The Serpent’s Tale by Matthew J. Milliner

The Serpent’s Tale

2012: The Return of Quetzalcoatl
by Daniel Pinchbeck
Penguin, 2007
(416 pages, $10.17, paperback)

reviewed by Matthew J. Milliner

Know your enemy,” wrote Sun Tzu in The Art of War; “Love your enemy,” said Christ. The two are not incompatible. Contemporary Christians, launching recurrent rebuttals to the New Atheism, may have been baited into fighting the last generation’s war. Certainly a response is required, but do the hotheaded children of Bertrand Russell truly represent where most young minds are today?

In the meantime, as C. S. Lewis predicted, not the Materialist, but the Materialist Magician—whom Screwtape called his “perfect work”—may have arrived. Daniel Pinchbeck’s 2012: The Return of Quetzalcoatl provides a frighteningly effective example.

The book has gotten serious attention, from The New York Times to Newsweek, from the Village Voice to a Colbert Report interview. Rolling Stone suggested that Pinchbeck is spearheading a “Psychedelic Revival.”
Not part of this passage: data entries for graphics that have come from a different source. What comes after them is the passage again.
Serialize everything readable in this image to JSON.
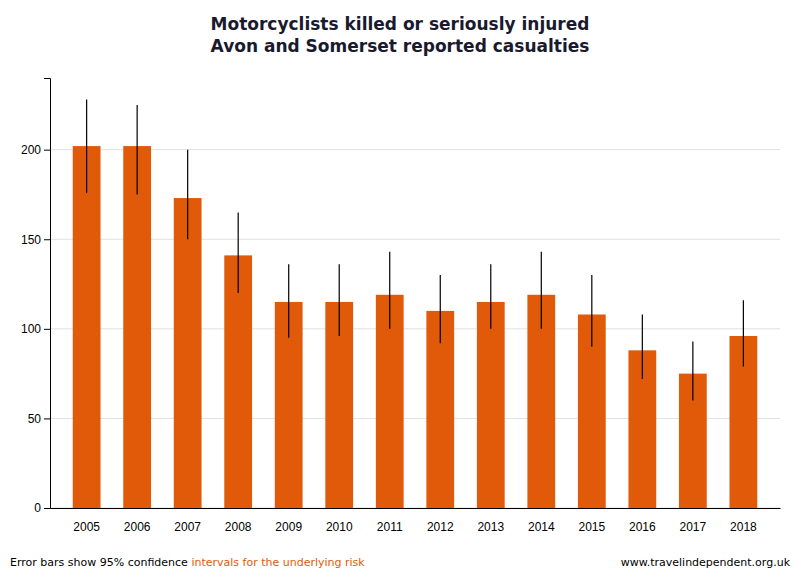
{
  "chart_data": {
    "type": "bar",
    "title": "Motorcyclists killed or seriously injured",
    "subtitle": "Avon and Somerset reported casualties",
    "categories": [
      "2005",
      "2006",
      "2007",
      "2008",
      "2009",
      "2010",
      "2011",
      "2012",
      "2013",
      "2014",
      "2015",
      "2016",
      "2017",
      "2018"
    ],
    "values": [
      202,
      202,
      173,
      141,
      115,
      115,
      119,
      110,
      115,
      119,
      108,
      88,
      75,
      96
    ],
    "err_upper": [
      26,
      23,
      27,
      24,
      21,
      21,
      24,
      20,
      21,
      24,
      22,
      20,
      18,
      20
    ],
    "err_lower": [
      26,
      27,
      23,
      21,
      20,
      19,
      19,
      18,
      15,
      19,
      18,
      16,
      15,
      17
    ],
    "color": "#e05a0a",
    "ylim": [
      0,
      240
    ],
    "yticks": [
      0,
      50,
      100,
      150,
      200
    ],
    "grid": true,
    "annotations": [
      {
        "text": "Error bars show 95% confidence ",
        "color": "#000000"
      },
      {
        "text": "intervals for the underlying risk",
        "color": "#e05a0a"
      },
      {
        "text": "www.travelindependent.org.uk",
        "color": "#000000"
      }
    ]
  }
}
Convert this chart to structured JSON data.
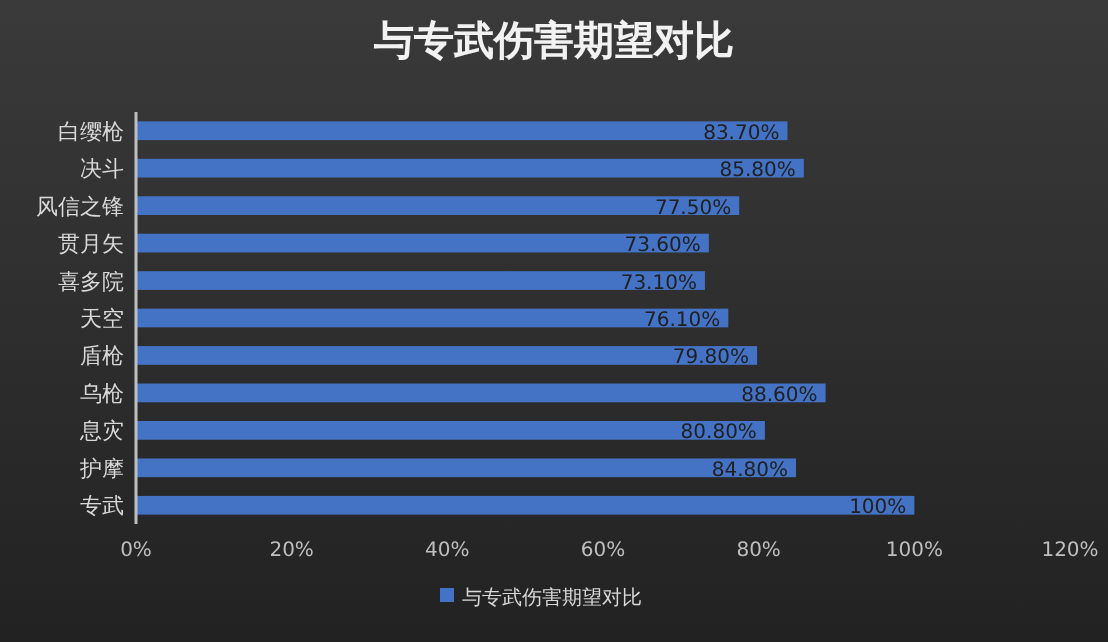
{
  "chart_data": {
    "type": "bar",
    "orientation": "horizontal",
    "title": "与专武伤害期望对比",
    "categories": [
      "白缨枪",
      "决斗",
      "风信之锋",
      "贯月矢",
      "喜多院",
      "天空",
      "盾枪",
      "乌枪",
      "息灾",
      "护摩",
      "专武"
    ],
    "series": [
      {
        "name": "与专武伤害期望对比",
        "color": "#4472c4",
        "values": [
          83.7,
          85.8,
          77.5,
          73.6,
          73.1,
          76.1,
          79.8,
          88.6,
          80.8,
          84.8,
          100
        ],
        "value_labels": [
          "83.70%",
          "85.80%",
          "77.50%",
          "73.60%",
          "73.10%",
          "76.10%",
          "79.80%",
          "88.60%",
          "80.80%",
          "84.80%",
          "100%"
        ]
      }
    ],
    "xlim": [
      0,
      120
    ],
    "xticks": [
      {
        "value": 0,
        "label": "0%"
      },
      {
        "value": 20,
        "label": "20%"
      },
      {
        "value": 40,
        "label": "40%"
      },
      {
        "value": 60,
        "label": "60%"
      },
      {
        "value": 80,
        "label": "80%"
      },
      {
        "value": 100,
        "label": "100%"
      },
      {
        "value": 120,
        "label": "120%"
      }
    ],
    "grid": false,
    "legend": "bottom"
  }
}
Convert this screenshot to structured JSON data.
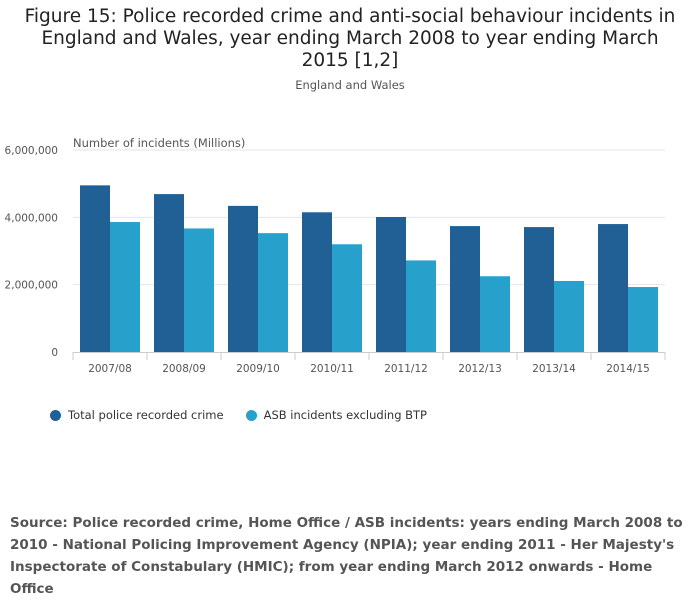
{
  "title": "Figure 15: Police recorded crime and anti-social behaviour incidents in England and Wales, year ending March 2008 to year ending March 2015 [1,2]",
  "subtitle": "England and Wales",
  "source": "Source: Police recorded crime, Home Office / ASB incidents: years ending March 2008 to 2010 - National Policing Improvement Agency (NPIA); year ending 2011 - Her Majesty's Inspectorate of Constabulary (HMIC); from year ending March 2012 onwards - Home Office",
  "chart_data": {
    "type": "bar",
    "title": "Figure 15: Police recorded crime and anti-social behaviour incidents in England and Wales, year ending March 2008 to year ending March 2015 [1,2]",
    "ylabel": "Number of incidents (Millions)",
    "xlabel": "",
    "ylim": [
      0,
      6000000
    ],
    "yticks": [
      0,
      2000000,
      4000000,
      6000000
    ],
    "ytick_labels": [
      "0",
      "2,000,000",
      "4,000,000",
      "6,000,000"
    ],
    "grid": true,
    "legend_position": "bottom-left",
    "categories": [
      "2007/08",
      "2008/09",
      "2009/10",
      "2010/11",
      "2011/12",
      "2012/13",
      "2013/14",
      "2014/15"
    ],
    "series": [
      {
        "name": "Total police recorded crime",
        "color": "#206095",
        "values": [
          4950000,
          4690000,
          4340000,
          4150000,
          4010000,
          3740000,
          3710000,
          3800000
        ]
      },
      {
        "name": "ASB incidents excluding BTP",
        "color": "#27a0cc",
        "values": [
          3860000,
          3670000,
          3530000,
          3200000,
          2720000,
          2250000,
          2110000,
          1930000
        ]
      }
    ]
  }
}
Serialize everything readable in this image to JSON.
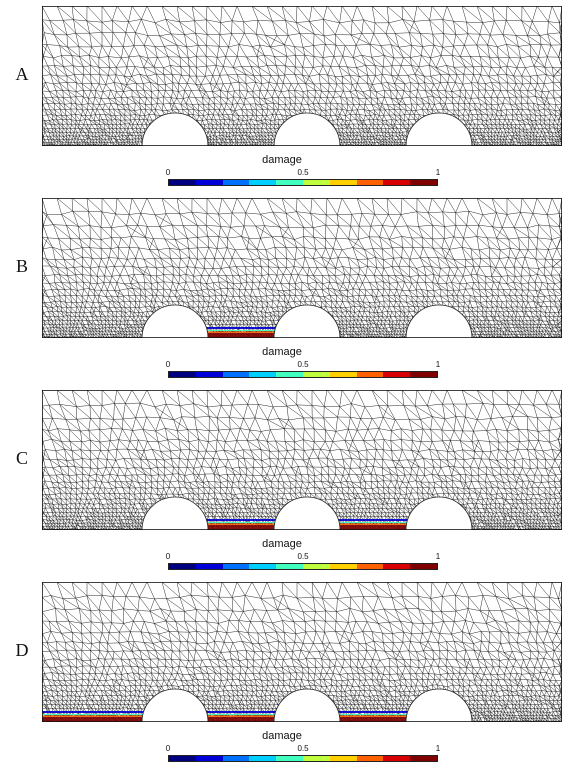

Materialist Disillusionment

Pinchbeck’s story at times resembles a born-again experience—at least the first half of one. His disillusionment with the materialism of his youth, his longing for the forbidden spiritual aspect of life, is poignant.

When, depressed, he drops out of college, he avails himself of his mother’s literary connections to meet rock stars and famous artists and publish stories of their exploits. “But even the most imaginative acts of perversion, artful cries of despair . . . ceased to thrill me after a while.” He seeks no solace in church or synagogue, “the somber remembrances and archaic vestiges of the past.”

Instead, he recalls his experience with a fistful of mushroom in college, and, under the cover of what might be called a Jungian fundamentalism—that all psychic entities encountered must be subconscious elements patiently waiting to be assimilated—he plunges into the world of archetypes using any method of psychic transport the globe and his connections can afford. His hallucinogenic tourism involves private New Age retreats in Hawaii, tribal initiation rituals with the Bwiti tribe in Gabon, and stints with “Santo Daime,” a psychotropic offshoot of Brazilian Christianity.

After field-testing one recently synthesized compound, powerful enough to make LSD look like a gateway drug, his trip didn’t end. Pinchbeck regrets that he seemed to have “bonded with some fugitive daimon or Luciferic force.” His newly discovered “astral-plane enemies” threaten to kill his family. People connected to him die; his daughter grows ill. “I felt as if I had inadvertently opened the gates of hell.”